Dorritt nodded, pursing her lips against fear-filled words that might flow out of their own accord.
“Ma, you’ll be safe here with the vaqueros to guard you. Just don’t leave the rancho, all right?”
Two more figures came into the courtyard. “Carson,” Antonio called, Emilio at his side.
Carson drew his mother along by the hand as he moved toward the other young man. “Antonio and Emilio are going with me,” he told her. “You need to stay here, Ma, in case Pa or I send word,” he repeated.
Dorritt couldn’t speak, afraid that she might give in to tears. Tears that might drown all hope. So instead she mustered a smile and nodded, then spoke in Spanish, because it had just the phrase she wanted to use. “Vayas con Dios, mi hijo.” She turned to Reva’s son, Emilio. In turn, she stroked each of the darker, still boyishly smooth cheeks. “Vayas con Dios, mi hijo.”

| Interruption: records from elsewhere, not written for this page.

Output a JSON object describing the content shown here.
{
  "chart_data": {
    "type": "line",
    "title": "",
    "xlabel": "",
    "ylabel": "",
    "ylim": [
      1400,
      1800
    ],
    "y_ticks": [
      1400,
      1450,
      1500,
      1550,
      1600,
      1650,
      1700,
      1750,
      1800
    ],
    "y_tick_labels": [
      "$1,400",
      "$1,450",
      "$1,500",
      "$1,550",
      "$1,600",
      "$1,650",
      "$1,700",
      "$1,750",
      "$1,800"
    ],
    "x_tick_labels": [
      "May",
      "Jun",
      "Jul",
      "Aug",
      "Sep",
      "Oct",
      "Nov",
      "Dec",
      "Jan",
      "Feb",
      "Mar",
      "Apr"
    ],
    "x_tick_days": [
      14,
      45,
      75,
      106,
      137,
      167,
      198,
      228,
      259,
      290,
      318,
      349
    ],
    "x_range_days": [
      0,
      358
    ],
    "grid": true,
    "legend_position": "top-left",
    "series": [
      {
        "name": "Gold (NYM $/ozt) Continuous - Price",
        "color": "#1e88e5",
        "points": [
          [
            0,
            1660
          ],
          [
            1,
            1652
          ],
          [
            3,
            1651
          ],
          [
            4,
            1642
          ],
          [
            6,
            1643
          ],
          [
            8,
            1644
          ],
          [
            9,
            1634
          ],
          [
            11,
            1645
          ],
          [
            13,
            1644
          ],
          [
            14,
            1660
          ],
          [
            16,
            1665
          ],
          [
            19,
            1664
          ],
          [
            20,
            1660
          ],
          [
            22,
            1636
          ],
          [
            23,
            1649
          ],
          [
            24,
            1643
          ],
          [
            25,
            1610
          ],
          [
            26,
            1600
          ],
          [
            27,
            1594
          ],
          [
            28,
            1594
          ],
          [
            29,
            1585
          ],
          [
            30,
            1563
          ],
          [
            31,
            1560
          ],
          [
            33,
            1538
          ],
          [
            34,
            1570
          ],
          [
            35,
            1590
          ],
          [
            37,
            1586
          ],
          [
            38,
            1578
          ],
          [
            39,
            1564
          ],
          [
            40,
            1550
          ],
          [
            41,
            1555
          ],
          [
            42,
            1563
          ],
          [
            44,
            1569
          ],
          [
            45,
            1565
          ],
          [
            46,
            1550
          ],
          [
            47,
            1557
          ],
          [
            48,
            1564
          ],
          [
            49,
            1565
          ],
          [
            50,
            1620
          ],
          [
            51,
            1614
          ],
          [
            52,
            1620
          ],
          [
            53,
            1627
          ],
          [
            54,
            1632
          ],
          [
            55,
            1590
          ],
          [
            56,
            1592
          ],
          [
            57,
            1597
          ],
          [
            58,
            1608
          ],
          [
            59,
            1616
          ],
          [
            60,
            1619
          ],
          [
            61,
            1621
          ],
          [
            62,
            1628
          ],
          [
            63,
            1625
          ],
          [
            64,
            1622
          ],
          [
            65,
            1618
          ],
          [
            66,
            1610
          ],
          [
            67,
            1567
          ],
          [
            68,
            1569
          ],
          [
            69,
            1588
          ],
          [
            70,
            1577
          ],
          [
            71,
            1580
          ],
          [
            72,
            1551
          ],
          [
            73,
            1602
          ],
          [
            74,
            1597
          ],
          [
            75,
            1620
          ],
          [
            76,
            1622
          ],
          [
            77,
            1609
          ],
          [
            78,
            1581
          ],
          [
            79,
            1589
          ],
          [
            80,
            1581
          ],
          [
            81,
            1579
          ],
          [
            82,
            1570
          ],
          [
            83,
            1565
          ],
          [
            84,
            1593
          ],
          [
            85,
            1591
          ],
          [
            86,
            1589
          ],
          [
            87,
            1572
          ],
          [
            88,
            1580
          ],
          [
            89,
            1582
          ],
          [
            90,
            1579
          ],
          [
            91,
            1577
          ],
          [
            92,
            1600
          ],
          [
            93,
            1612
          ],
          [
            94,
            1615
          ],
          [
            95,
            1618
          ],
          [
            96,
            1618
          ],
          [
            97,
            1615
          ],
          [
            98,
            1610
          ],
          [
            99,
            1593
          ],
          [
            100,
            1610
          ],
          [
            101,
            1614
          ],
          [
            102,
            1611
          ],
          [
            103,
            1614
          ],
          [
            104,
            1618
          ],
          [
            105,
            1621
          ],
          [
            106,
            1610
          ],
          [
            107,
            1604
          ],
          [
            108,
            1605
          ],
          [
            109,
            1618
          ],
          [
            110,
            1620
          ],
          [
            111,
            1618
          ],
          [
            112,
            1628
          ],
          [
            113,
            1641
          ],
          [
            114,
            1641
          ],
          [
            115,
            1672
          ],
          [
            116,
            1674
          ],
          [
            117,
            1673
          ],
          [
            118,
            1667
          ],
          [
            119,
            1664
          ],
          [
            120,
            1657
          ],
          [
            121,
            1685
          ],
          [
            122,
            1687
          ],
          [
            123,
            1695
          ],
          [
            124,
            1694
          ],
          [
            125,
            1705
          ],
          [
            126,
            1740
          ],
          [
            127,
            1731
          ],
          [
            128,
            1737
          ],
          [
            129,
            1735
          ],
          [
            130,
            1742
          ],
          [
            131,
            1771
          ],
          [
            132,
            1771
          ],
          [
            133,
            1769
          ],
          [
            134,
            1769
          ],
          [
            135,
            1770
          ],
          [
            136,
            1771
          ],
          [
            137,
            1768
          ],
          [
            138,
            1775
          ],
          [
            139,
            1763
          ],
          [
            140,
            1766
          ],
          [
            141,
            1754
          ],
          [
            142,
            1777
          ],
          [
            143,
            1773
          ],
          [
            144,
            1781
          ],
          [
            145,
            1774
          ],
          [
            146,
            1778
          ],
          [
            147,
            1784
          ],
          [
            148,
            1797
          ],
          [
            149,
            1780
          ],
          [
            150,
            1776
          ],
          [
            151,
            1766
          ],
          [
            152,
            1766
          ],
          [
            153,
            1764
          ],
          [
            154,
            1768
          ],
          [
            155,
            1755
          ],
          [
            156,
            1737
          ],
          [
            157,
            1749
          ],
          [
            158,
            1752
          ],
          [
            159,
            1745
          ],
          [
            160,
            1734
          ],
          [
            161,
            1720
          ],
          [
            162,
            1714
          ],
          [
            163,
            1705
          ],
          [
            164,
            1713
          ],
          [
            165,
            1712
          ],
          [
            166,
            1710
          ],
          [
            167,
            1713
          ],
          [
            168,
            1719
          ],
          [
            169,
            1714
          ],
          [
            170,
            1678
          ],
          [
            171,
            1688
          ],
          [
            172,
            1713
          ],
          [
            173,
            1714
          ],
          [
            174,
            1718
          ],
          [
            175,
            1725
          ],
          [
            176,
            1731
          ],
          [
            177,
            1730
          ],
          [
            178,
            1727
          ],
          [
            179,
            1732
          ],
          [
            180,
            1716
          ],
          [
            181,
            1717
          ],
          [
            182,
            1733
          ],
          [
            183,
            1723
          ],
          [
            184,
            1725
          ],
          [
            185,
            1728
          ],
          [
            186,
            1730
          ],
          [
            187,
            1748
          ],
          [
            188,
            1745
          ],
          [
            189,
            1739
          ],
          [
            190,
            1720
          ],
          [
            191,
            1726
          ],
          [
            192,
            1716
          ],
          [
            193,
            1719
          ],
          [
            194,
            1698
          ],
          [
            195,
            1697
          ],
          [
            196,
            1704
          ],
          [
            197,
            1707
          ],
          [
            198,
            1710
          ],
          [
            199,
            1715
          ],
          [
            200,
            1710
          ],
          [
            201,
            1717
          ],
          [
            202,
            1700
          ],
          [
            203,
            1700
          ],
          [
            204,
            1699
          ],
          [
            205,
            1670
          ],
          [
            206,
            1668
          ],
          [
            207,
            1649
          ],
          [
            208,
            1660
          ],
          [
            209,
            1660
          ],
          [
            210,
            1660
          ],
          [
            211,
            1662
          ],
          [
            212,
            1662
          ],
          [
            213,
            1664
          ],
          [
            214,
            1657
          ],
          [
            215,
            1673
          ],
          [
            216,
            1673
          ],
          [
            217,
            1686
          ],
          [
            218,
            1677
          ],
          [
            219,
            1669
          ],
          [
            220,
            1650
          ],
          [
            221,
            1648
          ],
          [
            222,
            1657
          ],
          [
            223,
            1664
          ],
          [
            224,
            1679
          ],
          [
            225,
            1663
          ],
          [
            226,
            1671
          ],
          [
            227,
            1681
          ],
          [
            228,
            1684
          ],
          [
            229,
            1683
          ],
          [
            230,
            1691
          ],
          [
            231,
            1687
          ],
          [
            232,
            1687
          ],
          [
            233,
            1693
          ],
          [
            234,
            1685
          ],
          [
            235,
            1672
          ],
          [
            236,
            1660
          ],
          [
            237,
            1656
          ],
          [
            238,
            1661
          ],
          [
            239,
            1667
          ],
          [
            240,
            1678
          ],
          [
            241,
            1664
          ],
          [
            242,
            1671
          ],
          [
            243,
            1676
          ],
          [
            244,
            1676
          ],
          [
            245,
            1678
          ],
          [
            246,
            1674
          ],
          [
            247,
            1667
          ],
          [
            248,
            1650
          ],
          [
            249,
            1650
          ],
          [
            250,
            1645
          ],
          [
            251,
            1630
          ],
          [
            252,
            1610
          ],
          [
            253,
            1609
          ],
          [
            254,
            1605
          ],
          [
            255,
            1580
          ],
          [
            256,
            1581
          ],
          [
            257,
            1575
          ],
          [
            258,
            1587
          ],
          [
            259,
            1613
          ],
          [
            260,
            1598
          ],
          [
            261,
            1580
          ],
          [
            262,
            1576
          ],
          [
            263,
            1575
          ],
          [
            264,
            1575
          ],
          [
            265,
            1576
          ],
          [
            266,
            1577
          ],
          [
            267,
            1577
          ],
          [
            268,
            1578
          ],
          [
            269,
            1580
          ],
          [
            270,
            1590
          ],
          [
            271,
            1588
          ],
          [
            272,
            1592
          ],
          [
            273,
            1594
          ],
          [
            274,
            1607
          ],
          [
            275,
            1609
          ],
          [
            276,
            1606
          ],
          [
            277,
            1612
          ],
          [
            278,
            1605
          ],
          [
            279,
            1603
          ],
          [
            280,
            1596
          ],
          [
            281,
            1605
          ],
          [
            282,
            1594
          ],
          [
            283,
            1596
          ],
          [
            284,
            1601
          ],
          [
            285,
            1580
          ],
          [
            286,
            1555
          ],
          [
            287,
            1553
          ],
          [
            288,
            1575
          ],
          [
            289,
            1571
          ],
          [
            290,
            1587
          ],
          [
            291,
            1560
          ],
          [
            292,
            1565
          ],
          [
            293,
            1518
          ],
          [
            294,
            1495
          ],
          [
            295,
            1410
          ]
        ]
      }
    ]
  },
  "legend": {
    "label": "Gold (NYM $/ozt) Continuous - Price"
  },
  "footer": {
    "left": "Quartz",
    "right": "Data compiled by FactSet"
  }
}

When Carson told Ramirez where he was going, Ramirez had insisted that he would join them on their way to find Alandra. They’d left while the sun was still low over the eastern horizon. Now it was high near its zenith—if a body could have seen it through the low thick clouds. Fortunately, they hadn’t opened yet to pour more rain. When the four of them had left that morning, they’d been able to see their breath. But it was getting warmer in spite of the cloud cover.
But from back a long ways, they’d seen vultures circling ahead. A bad sign. One that made Carson’s stomach slip lower. It could just be what’s left from an animal kill. Don’t think that it might be Lonnie. Don’t think that. She’s probably in Bexar at the inn, drinking coffee and listening to gossip.